I’m just back from the LAK17 conference in Vancouver. While I was there, I talked to a professor who had given feedback to doctoral students on their presentations in previous years. In most cases, it was the first time they had ever had feedback on their presenting skills. Thinking back to some of the talks I have heard from senior academics, I would guess that some have never had any help iat all in this area.
For me, an important part of presenting is the interactive aspect. If I see people looking puzzled, I try to go into more depth. If I see people looking bored, I’ll try to shift the pace. If a group of people arrives late, I’ll do a brief recap. If something of note happens in the room (loud noises outside, a phone going off , a butterfly circling overhead) I’ll try to react. A presentation is an opportunity to engage an audience and also to engage with an audience. I try to achieve that. I’m not claiming that I always succeed, but it’s always something I aim for.
The opposite of this approach is someone who reads a prepared script. I can see the attraction – particularly if you are nervous or if you are presenting in a language you don’t speak well. However, it’s usually far more difficult for an audience to follow. You put in more words. You use longer words. You start adding in citations. Your audience may be extremely familiar with the major works of every single person you cite – but it’s unlikely. If you cite two or three people in a single sentence, even the most skilled audience will be struggling to keep up. If everything you want to say is in the paper, people could just read your paper. Your presentation needs to offer something extra.
Small text doesn’t work. If you want your audience to read it, it needs to be big. If you are presenting to a large audience in a large room, your text needs to be very big. Unless it’s there as an example of illegible text, then small text serves no purpose. Long text has similar drawbacks. Either you have to pause awkwardly while the audience reads it, or you have to read it to the audience while they are reading it themselves, or you talk over it and the audience isn’t listening because they are reading the text.
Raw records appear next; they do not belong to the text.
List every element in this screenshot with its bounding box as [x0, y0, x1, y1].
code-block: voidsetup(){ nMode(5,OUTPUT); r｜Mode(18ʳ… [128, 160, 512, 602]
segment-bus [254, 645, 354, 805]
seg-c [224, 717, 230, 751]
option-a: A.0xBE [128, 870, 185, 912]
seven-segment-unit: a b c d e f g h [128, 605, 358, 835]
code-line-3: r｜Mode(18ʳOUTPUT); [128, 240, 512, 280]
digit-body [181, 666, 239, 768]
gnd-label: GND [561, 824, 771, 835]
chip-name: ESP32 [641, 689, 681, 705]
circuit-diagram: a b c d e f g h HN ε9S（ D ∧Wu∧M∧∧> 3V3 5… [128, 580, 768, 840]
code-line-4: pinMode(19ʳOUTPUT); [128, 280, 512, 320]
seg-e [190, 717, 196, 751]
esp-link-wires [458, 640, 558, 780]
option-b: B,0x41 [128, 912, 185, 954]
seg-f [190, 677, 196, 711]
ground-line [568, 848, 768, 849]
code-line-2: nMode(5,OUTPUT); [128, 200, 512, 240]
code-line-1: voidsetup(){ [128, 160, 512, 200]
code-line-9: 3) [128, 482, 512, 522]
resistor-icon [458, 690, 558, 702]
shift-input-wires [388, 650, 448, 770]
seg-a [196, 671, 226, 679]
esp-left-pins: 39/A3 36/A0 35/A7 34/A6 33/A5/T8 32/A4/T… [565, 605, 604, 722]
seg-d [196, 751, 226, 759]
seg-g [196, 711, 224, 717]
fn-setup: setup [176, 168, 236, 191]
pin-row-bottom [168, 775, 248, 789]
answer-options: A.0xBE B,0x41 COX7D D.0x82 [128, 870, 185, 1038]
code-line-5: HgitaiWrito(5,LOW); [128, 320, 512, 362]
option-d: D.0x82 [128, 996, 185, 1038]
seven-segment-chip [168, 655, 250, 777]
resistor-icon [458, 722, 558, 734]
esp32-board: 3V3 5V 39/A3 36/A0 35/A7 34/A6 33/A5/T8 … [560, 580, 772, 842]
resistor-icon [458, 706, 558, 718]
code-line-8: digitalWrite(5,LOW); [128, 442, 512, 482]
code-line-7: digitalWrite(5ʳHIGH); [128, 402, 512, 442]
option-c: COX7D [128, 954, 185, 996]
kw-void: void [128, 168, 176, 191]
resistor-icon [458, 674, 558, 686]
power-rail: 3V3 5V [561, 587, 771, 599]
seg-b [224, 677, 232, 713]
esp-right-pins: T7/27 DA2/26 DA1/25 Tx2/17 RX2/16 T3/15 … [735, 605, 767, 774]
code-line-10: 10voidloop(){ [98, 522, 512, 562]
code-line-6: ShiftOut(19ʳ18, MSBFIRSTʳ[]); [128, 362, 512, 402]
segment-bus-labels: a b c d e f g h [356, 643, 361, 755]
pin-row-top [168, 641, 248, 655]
You can run into the same problem with inexplicable images. For example, you put up a picture of a bear because you are talking about a big problem and you see a bear as an example of a big problem. While you talk about the issue, your audience is busy running through possible explanations for your choice of image. Woodland creature? About to hibernate? Likes honey? Lives in Canada? I once spent 20 minutes trying to figure out the use of an image on the second slide of a presentation. It was a presentation about a strong piece of work – in fact, it later won the prize for best paper – but I didn’t hear a word of it, because I was so distracted by the image.
Images also routinely get used without accreditation. People who scrupulously attribute the sources of their ideas use pictures without any reference to their creators. Sometimes, they even use ones that are have watermarks making it clear they are commercially available and should not be used without permission. It doesn’t take much effort to find images licensed using Creative Commons (you can filter your searches on both Flickr and Google Images in order to return these images). And when you use the images, credit them. Credit the work that went into them. Creative commons usually requires the author’s name and a link to the appropriate licence. This isn’t arduous, and it’s acknowledgment you would give to others whose work you have used.
A final thought. Your final slide. This is the one that stays up through the questions and answers that follow your talk. It is the slide that the audience spends most time looking at. Don’t waste it by filling it with ‘Thanks!’ Reiterate your key point. Provide a link to your work. Offer your contact details. Pose a question. Help the audience to engage with you once your presentation has ended.